Back to Hub

Food and Beverage Industry Leads its Peers in Sustainability Performance, Ceres Finds

04/24/2018 By

Growing consumer demand for transparent food supply chains and responsible sourcing has pushed the food and beverage industry to embrace sustainability to a larger extent than other sectors, according to new research from Ceres, an NGO focused on sustainability.

Ceres examined how more than 600 of the largest publicly traded U.S. companies are responding to environmental risks, human rights abuses and other threats falling under the umbrella of sustainability. The organization found that food and beverage companies are generally ahead of their peers.

An impressive 90% of the food and beverage companies in Ceres’ analysis hold senior-level executives accountable for sustainability performance, whereas the average for all sectors is 65%.

“Companies including ConAgra Foods, Constellation Brands and Kellogg have established systems to manage material sustainability issues at the senior executive level,” the Ceres report notes, “And one company — General Mills — explicitly states its CEO is ultimately responsible for its sustainability strategy and performance.”

Forty-three percent of food and beverage companies also link executive compensation to sustainability performance metrics, compared with just 8% of all companies.

Executives and unit managers at Molson Coors receive monetary rewards for sustainability performance. C-suite compensation is tied to the company’s 2020 Sustainability Targets, which also incorporate third-party standards like the CDP and Dow Jones Sustainability Index.

Nearly all (95%) of the food and beverage companies in Ceres’ analysis report on climate change-related risks to operations and supply chains in their annual financial disclosures, whereas only half of the companies from across all sectors do so.
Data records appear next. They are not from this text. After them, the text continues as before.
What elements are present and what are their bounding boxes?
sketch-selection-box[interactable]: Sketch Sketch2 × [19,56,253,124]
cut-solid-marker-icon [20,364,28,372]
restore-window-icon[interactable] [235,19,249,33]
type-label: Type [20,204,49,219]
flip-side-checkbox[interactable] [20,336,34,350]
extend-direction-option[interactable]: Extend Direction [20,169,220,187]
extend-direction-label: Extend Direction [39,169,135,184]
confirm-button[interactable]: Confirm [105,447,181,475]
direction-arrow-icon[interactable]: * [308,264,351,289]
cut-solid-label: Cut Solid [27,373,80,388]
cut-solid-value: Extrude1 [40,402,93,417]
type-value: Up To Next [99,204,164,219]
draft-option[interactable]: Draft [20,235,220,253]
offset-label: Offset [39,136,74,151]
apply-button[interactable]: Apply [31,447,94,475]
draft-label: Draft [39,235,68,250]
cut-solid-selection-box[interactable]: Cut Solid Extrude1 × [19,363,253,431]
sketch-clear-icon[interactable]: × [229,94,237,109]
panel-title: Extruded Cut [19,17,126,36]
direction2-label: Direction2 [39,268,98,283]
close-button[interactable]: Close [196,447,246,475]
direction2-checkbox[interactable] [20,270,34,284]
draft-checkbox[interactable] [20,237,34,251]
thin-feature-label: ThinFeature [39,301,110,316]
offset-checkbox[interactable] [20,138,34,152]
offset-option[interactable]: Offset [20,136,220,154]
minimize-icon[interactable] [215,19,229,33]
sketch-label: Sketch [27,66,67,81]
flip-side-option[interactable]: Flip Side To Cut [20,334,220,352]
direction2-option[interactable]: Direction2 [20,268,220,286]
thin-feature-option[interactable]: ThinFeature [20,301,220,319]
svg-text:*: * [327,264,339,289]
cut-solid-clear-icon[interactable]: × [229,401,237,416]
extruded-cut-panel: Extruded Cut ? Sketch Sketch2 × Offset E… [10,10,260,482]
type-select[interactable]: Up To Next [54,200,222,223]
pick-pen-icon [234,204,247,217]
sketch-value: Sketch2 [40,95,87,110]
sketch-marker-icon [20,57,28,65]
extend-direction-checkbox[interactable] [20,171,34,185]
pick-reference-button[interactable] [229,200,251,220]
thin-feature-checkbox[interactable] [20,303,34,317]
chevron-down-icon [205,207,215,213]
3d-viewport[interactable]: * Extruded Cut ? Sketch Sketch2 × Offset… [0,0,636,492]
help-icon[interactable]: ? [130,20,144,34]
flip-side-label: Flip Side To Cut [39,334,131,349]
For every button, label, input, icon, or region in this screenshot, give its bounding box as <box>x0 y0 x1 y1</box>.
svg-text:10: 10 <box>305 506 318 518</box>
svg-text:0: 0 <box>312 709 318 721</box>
Climate change brings along a number of business risks, from increased material costs to supply chain disruptions to lower agricultural productivity. Companies are also aware of the reputational risk associated with environmental and labor malpractices in their supply chains.

In 2015, General Mills announced that it planned to reduce absolute GHG emissions across its full value chain by 28% by 2025. Indeed, food and beverage companies are much more likely to have time-bound targets for reducing GHG emissions (86% versus 36% for all industries). General Mills, Kellogg and PepsiCo have all set science-based targets to support the goals of the Paris Climate Agreement.

Nine out of 10 food and beverage companies have also set time-bound targets to manage water impacts, compared to two out of 10 companies in general.


Overall, the food and beverage industry is leading the way in sustainability initiatives, but plenty of opportunities remain. The Ceres report concluded with six concrete recommendations for companies that want to boost their own sustainability performance. Here is a brief rundown of the recommendations:

  1. Tie sustainability to compensation. Companies ought to incorporate sustainability criteria into the performance assessments of executives and employees in order to get serious on meeting goals and creating a culture of sustainability.
  2. Be proactive in engaging investors on sustainability by highlighting ESG (environmental, social and governance) performance data and risk mitigation successes.
  3. Set GHG emissions reduction goals and prioritize renewable energy. The RE100, for instance, is a global initiative to commit to 100% renewable power, and it boasts Hewlett Packard, Kellogg, and Starbucks as members.
  4. Collaborate with other companies on clear water management strategies, prioritizing areas of highest risk.
  5. Establish comprehensive sustainable sourcing strategies for the agricultural supply chain, the food and beverage industry’s biggest risk area.
  6. Use scenario planning to align with the Paris Agreement’s goal of limiting global warming to below two degrees Celsius (3.6 degrees Fahrenheit).